Preventing Web/Application Attack by Security Audit

Customer Overview

Leading online retailer with a large portfolio of brands.

PROJECT CHALLENGES

Company wanted to test the website for technical and design flaws that may let hackers to do any unethical transactions. They have also requested the protection of website against web attack like XSS, CSRF, SQL Injection etc.

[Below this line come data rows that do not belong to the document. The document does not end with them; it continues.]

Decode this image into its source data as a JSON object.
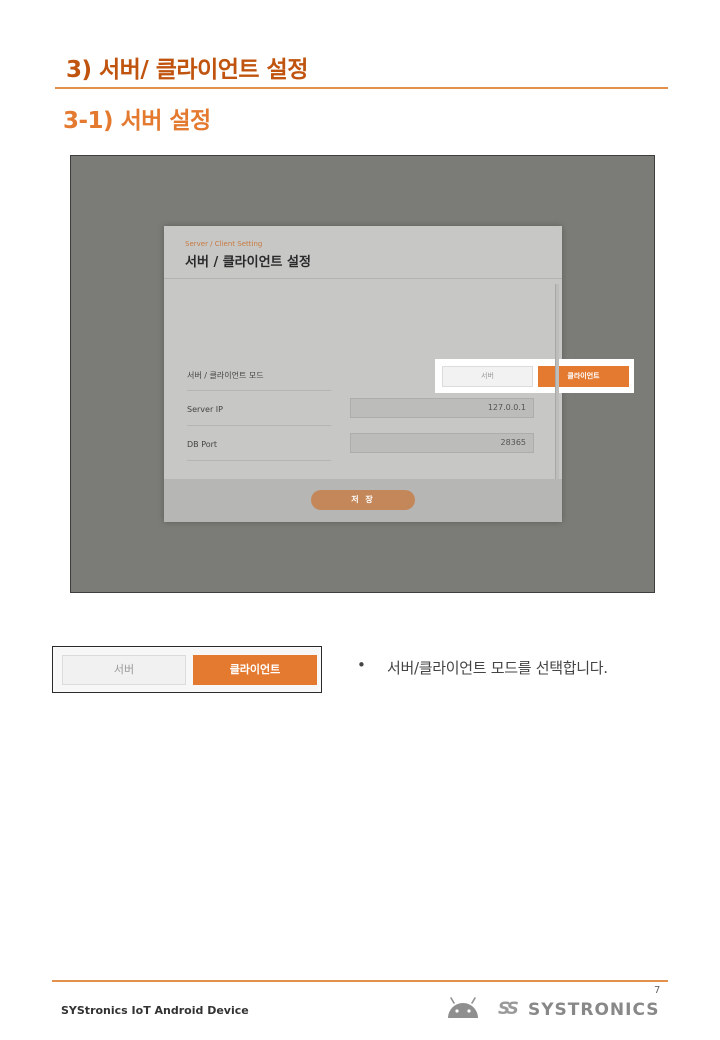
{
  "section_title": "3) 서버/ 클라이언트 설정",
  "sub_title": "3-1) 서버 설정",
  "screenshot": {
    "dialog": {
      "eyebrow": "Server / Client Setting",
      "title": "서버 / 클라이언트 설정",
      "rows": [
        {
          "label": "서버 / 클라이언트 모드",
          "server_label": "서버",
          "client_label": "클라이언트",
          "selected": "클라이언트"
        },
        {
          "label": "Server IP",
          "value": "127.0.0.1"
        },
        {
          "label": "DB Port",
          "value": "28365"
        }
      ],
      "save_label": "저 장"
    }
  },
  "zoom": {
    "server_label": "서버",
    "client_label": "클라이언트"
  },
  "bullet": {
    "symbol": "•",
    "text": "서버/클라이언트 모드를 선택합니다."
  },
  "footer": {
    "left_text": "SYStronics IoT Android Device",
    "page_number": "7",
    "brand_mark": "SS",
    "brand_name": "SYSTRONICS",
    "icons": [
      "android-icon",
      "systronics-logo-icon"
    ],
    "accent_color": "#e47a30"
  }
}
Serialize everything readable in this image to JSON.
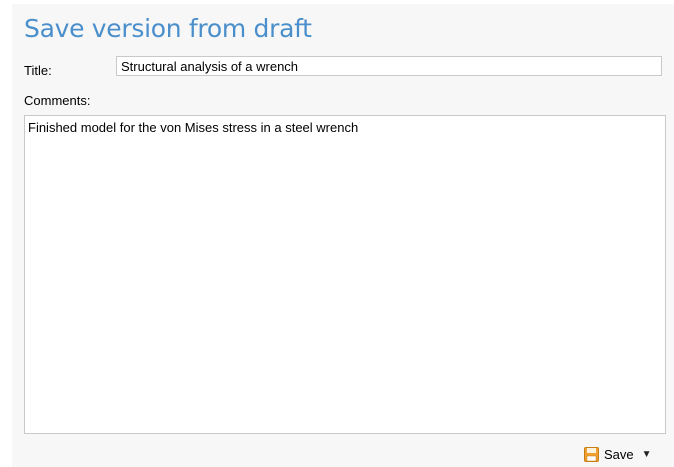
{
  "dialog": {
    "heading": "Save version from draft",
    "title_label": "Title:",
    "title_value": "Structural analysis of a wrench",
    "comments_label": "Comments:",
    "comments_value": "Finished model for the von Mises stress in a steel wrench",
    "save_label": "Save",
    "icons": {
      "save": "floppy-disk-icon",
      "dropdown": "chevron-down-icon"
    },
    "colors": {
      "heading": "#4a8fcc",
      "background": "#f7f7f7",
      "save_icon": "#f0a030"
    }
  }
}
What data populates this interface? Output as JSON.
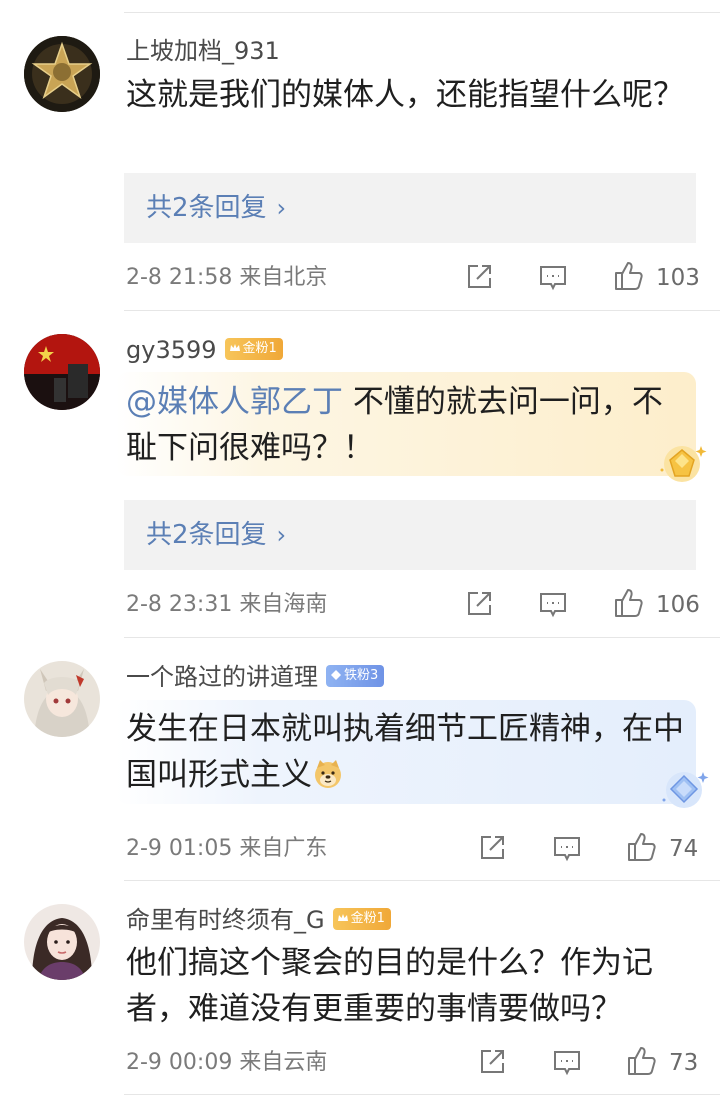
{
  "comments": [
    {
      "username": "上坡加档_931",
      "badge": null,
      "text": "这就是我们的媒体人，还能指望什么呢？",
      "replies_label": "共2条回复",
      "time": "2-8 21:58",
      "location": "来自北京",
      "likes": "103"
    },
    {
      "username": "gy3599",
      "badge": {
        "label": "金粉1",
        "color": "#f2b040"
      },
      "mention": "@媒体人郭乙丁",
      "text": " 不懂的就去问一问，不耻下问很难吗？！",
      "replies_label": "共2条回复",
      "time": "2-8 23:31",
      "location": "来自海南",
      "likes": "106"
    },
    {
      "username": "一个路过的讲道理",
      "badge": {
        "label": "铁粉3",
        "color": "#7f9fe9"
      },
      "text": "发生在日本就叫执着细节工匠精神，在中国叫形式主义",
      "emoji": "doge-emoji",
      "time": "2-9 01:05",
      "location": "来自广东",
      "likes": "74"
    },
    {
      "username": "命里有时终须有_G",
      "badge": {
        "label": "金粉1",
        "color": "#f2b040"
      },
      "text": "他们搞这个聚会的目的是什么？作为记者，难道没有更重要的事情要做吗？",
      "time": "2-9 00:09",
      "location": "来自云南",
      "likes": "73"
    }
  ],
  "icons": {
    "share": "share-icon",
    "comment": "comment-icon",
    "like": "thumbs-up-icon",
    "reply_chevron": "chevron-right-icon"
  },
  "colors": {
    "link": "#5b7fb5",
    "meta": "#7a7a7a",
    "reply_bg": "#f2f2f2",
    "gold_badge": "#f2b040",
    "iron_badge": "#7f9fe9"
  }
}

The major concern for the company is to ensure the web portal is safe for customer transaction and sharing personal information.

Solutions

We have performed vulnerability test for website pages and across categories based on OWASP and MITRE standards.
We have performed static and dynamic source code review to achieve security standards.
Functional mapping of the website pages with URLs and inclusive parameters.
Special case testing for Tampering Attacks in the payment workflow.
Performed Vulnerability Assessments for all web pages for security misconfigurations.
Domain based testing for Privilege escalations – testing for unauthorized access to premium accounts using session logs and IDs.
Performed search overflow attacks covering the vulnerabilities against server interruptions and app responsiveness.
Verified for Injection attacks – injection of technology based scripts / files in URLs and search fields.
Performed Penetration Tests using proxy techniques to manipulate parameter values / tamper operational data.
Conducted source code review to achieve Security Standards.

Business Benefit

We have prevented OWASP Top 10 and domain based vulnerabilities with the help of security testing.
We have provided detailed security bug report to avoid false positives and to minimize security risks.
We have recommended solutions to fight against cross scripting and forgery attack.